Proof

Suppose that A is an \(n\times n\) matrix as follows:

$$A=\begin{bmatrix}a_{11} &a_{12}&\cdots&a_{1n}\\a_{21} &a_{22}&\cdots&a_{2n}\\\vdots &\vdots & \ddots & \vdots\\a_{n1} &a_{n2}&\cdots&a_{nn}\\\end{bmatrix},\ \ \ A^{t}=\begin{bmatrix}a_{11} &a_{21}&\cdots&a_{n1}\\a_{12} &a_{22}&\cdots&a_{n2}\\\vdots &\vdots & \ddots & \vdots\\a_{1n} &a_{2n}&\cdots&a_{nn}\\\end{bmatrix},$$

Let us denote the \((i,j)\)-entry in A by \([A]_{ij}\).

Then we have

$$\begin{eqnarray*}&&[A]_{ij}=a_{ij}\\&&[A^{t}]_{ij}=[A]_{ji}=a_{ji}=:a’_{ij}\end{eqnarray*}$$

Then if we expand the determinant of A across \(i\) th row, we have

$$|A|=\displaystyle\sum_{j=1}^{n}(-1)^{i+j}a_{ij}|A_{ij}|$$

where \(A_{ij}\) represents the submatrix formed by delating the \(i\) th row and \(j\) th column of A.

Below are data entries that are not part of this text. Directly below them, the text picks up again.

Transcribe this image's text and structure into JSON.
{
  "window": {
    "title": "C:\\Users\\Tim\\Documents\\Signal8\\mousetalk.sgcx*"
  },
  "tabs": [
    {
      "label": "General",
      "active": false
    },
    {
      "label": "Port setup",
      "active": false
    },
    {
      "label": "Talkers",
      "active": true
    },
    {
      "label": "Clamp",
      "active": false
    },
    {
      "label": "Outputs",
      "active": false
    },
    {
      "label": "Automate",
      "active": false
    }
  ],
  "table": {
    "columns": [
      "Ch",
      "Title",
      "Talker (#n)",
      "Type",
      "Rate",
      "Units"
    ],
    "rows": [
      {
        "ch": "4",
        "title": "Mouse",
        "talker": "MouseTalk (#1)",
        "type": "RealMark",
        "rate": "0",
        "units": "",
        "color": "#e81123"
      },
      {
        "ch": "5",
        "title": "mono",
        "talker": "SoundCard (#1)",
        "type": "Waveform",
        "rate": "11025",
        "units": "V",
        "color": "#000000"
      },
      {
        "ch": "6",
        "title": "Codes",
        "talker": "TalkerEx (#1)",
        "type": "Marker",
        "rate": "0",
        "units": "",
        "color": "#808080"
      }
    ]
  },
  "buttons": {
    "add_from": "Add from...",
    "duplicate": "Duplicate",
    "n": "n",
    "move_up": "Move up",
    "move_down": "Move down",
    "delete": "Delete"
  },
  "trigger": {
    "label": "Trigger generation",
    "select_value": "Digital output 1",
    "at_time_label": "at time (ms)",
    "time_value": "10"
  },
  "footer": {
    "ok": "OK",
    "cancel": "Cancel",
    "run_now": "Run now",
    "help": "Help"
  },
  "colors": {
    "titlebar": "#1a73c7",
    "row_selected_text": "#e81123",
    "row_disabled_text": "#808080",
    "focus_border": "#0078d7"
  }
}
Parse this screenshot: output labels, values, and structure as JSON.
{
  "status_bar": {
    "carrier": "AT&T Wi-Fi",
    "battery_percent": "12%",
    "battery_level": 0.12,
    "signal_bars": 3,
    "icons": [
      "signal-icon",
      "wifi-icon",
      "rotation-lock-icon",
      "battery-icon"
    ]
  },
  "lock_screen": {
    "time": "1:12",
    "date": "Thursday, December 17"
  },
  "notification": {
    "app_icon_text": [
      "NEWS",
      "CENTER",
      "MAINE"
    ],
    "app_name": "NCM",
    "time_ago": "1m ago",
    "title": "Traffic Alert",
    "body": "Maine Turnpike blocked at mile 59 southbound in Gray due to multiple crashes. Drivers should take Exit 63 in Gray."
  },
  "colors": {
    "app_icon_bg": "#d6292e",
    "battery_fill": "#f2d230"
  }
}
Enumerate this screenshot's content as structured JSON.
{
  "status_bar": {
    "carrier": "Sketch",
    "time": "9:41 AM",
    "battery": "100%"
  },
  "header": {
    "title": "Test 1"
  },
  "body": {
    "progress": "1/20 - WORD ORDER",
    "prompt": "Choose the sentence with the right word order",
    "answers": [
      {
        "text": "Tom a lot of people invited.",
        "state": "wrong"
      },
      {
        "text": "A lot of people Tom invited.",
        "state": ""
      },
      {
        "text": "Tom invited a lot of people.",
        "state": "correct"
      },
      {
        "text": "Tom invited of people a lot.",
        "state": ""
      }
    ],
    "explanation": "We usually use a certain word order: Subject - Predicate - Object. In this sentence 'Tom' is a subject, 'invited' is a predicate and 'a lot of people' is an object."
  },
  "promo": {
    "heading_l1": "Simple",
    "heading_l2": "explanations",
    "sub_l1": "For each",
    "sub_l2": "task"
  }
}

Similarly, if we expand the determinant of \(A^{t}\) across \(i\) th column, we have

$$\begin{eqnarray*}|A^{t}|&=&\displaystyle\sum_{k=1}^{n}(-1)^{k+i}a’_{ki}|A^{t}_{ki}|\\&=&\displaystyle\sum_{k=1}^{n}(-1)^{i+k}a_{ik}|A_{ik}|\ \ \ \text{( ∵ \(a’_{ki}=a_{ik}\) and \(|A^{t}_{ki}|=|A_{ik}|\) )}\end{eqnarray*}$$

where \(A^{t}_{ki}\) is the submatrix formed by delating the \(k\) th row and \(i\) th column of \(A^{t}\), whose determinant is equivalent to the determinant of \(A_{ik}\).

These equations are equal. Therefore, we obtain

$$|A|=|A^{t}| $$